Urrea will receive the prize, which includes a one-of-a-kind work of art and $10,000, during a special ceremony as part of the Iowa City Book Festival on Oct. 4. The event is at 1 p.m. in the Old Capitol Senate Chamber on the University of Iowa campus, and is free and open to the public.
He will appear throughout the Corridor during a three-day visit to the area, Oct. 2-4. He will visit West Liberty High School; read at New Bo Books at 5:30 p.m. on Friday, Oct., 3, in Cedar Rapids; meet with high school and college students in Iowa City; and will participate on a free panel about immigration at 7 p.m. on Thursday, Oct. 2, at the Coralville Center for the Performing Arts.
Urrea said the award comes as he wrestles with the idea of purpose in his work and how he should focus his intentions.
“Maintaining the work of witness in the face of ever shifting career developments and demands is a daunting task,” he said. “This award renews my commitment and vision; validation of this sort is so energizing and will impact my work for some time. The concept of a literature of witness – of bearing witness – has embedded in it the need for action. One must not simply hide in the shadows and type; one must also stand in the light.”
Urrea, a 2005 Pulitzer Prize finalist for nonfiction and member of the Latino Literature Hall of Fame, is a prolific and acclaimed writer who uses his dual-culture life experiences to explore greater themes of love, loss and triumph.
Born in Tijuana, Mexico to a Mexican father and an American mother, Urrea has published extensively in all the major genres. The critically acclaimed and best-selling author of 13 books, Urrea has won numerous awards for his poetry, fiction and essays. The Devil’s Highway, his 2004 non-fiction account of a group of Mexican immigrants lost in the Arizona desert, won the Lannan Literary Award and was a finalist for the Pulitzer Prize and the Pacific Rim Kiriyama Prize.
Urrea’s novels include The Hummingbird’s Daughter, its follow up, Queen of America, and the bestselling Into the Beautiful North, which imagines a small town in Mexico where all the men have immigrated to the U.S. A group of young women, after seeing the film The Magnificent Seven, decide to follow the men North and persuade them to return to their beloved village.
Urrea attended the University of California at San Diego, earning an undergraduate degree in writing, and did his graduate studies at the University of Colorado-Boulder.
After serving as a relief worker in Tijuana and a film extra and columnist-editor-cartoonist for several publications, Urrea moved to Boston where he taught expository writing and fiction workshops at Harvard. He has also taught at Massachusetts Bay Community College and the University of Colorado and he was the writer in residence at the University of Louisiana-Lafayette.
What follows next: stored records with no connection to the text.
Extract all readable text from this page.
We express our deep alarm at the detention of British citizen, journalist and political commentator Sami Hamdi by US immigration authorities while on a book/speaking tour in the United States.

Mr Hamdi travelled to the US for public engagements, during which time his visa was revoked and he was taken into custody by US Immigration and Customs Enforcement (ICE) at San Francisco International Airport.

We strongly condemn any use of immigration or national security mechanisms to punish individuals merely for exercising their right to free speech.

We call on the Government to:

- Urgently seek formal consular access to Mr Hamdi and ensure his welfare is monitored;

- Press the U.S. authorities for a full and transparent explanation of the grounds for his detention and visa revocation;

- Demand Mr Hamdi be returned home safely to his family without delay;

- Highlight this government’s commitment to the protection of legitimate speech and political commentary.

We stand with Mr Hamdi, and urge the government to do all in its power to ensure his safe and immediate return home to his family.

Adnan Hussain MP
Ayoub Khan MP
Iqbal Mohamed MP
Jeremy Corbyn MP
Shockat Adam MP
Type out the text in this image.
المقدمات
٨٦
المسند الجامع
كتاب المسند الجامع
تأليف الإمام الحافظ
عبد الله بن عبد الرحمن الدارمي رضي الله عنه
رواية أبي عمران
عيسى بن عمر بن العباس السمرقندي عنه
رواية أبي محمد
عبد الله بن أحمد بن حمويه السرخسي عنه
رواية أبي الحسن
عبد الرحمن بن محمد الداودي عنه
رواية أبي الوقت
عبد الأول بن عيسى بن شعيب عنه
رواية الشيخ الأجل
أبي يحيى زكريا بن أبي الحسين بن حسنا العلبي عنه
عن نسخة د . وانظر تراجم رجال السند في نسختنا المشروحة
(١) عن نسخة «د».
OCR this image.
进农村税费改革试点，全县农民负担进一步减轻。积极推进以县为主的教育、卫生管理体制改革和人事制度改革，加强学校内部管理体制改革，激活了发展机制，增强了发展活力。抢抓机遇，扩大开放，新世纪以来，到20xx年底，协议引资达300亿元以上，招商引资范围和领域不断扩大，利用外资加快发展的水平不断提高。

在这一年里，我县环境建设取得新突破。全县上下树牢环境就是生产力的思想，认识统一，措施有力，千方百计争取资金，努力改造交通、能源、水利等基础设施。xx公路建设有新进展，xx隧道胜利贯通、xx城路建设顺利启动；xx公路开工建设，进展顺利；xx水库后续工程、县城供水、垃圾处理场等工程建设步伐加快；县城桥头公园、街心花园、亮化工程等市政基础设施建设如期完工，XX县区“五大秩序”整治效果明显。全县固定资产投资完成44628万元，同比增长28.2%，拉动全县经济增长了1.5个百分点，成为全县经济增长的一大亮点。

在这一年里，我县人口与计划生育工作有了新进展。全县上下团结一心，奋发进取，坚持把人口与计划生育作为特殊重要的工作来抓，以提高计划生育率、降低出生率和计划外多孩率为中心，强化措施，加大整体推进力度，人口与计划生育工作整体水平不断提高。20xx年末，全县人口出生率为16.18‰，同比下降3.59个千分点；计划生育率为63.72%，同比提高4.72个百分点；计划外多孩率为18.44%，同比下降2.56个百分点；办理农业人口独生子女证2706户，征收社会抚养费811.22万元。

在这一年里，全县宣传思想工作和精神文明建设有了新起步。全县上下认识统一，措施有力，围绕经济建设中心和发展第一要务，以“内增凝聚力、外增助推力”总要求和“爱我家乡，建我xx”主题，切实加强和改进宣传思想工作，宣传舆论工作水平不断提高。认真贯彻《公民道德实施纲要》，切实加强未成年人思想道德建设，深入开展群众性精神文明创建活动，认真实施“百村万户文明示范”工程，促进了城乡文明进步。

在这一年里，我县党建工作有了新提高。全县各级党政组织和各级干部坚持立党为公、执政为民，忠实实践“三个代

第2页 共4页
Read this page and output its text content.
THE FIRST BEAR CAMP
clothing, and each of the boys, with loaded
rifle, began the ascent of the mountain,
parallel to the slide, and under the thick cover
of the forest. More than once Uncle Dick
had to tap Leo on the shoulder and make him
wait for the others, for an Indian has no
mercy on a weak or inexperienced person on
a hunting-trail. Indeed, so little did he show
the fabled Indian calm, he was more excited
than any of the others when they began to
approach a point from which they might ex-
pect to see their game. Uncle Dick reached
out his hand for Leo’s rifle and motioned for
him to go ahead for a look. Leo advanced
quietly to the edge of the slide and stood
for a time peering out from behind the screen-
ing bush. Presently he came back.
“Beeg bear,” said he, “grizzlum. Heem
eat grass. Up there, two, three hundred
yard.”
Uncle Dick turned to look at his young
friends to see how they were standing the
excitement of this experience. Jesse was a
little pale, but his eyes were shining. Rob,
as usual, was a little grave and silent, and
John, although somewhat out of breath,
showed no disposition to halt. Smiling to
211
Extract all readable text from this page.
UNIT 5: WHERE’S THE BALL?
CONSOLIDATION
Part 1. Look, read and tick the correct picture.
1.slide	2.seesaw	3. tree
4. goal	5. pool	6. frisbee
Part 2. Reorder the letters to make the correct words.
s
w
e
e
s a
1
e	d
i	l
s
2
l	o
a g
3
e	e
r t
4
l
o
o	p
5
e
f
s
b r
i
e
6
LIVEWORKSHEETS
Urrea lives with his family in Naperville, Ill., where he is a professor of creative writing at the University of Illinois-Chicago.
The Paul Engle Prize is made possible through the generous support of the City of Coralville, which is home to 11 permanent sculptures with artistic and literary ties to Iowa. The sculptures all have ties to work found in The Iowa Writers’ Library, housed in the Coralville Marriott, which features about 800 books written by former students, graduates and faculty of the Iowa Writers’ Workshop.
Paul Engle (October 12, 1908 – March 22, 1991), though best remembered as the long-time director of the Writers’ Workshop and founder of the UI’s International Writing Program, also was a well-regarded poet, playwright, essayist, editor and critic. In addition to recognizing a writer, like Engle, makes an impact on his or her community and the world at large through efforts beyond the page, the award is designed to raise awareness about Engle and his works.
Previous winners of the prize are James Alan McPherson, a longtime instructor at the University of Iowa Writer’s Workshop and the Pulitzer Prize-winning author of Elbow Room, and Kwame Dawes, a professor at Nebraska University, editor of the journal Prairie Schooner, and author of the recent poetry collection, Duppy Conqueror.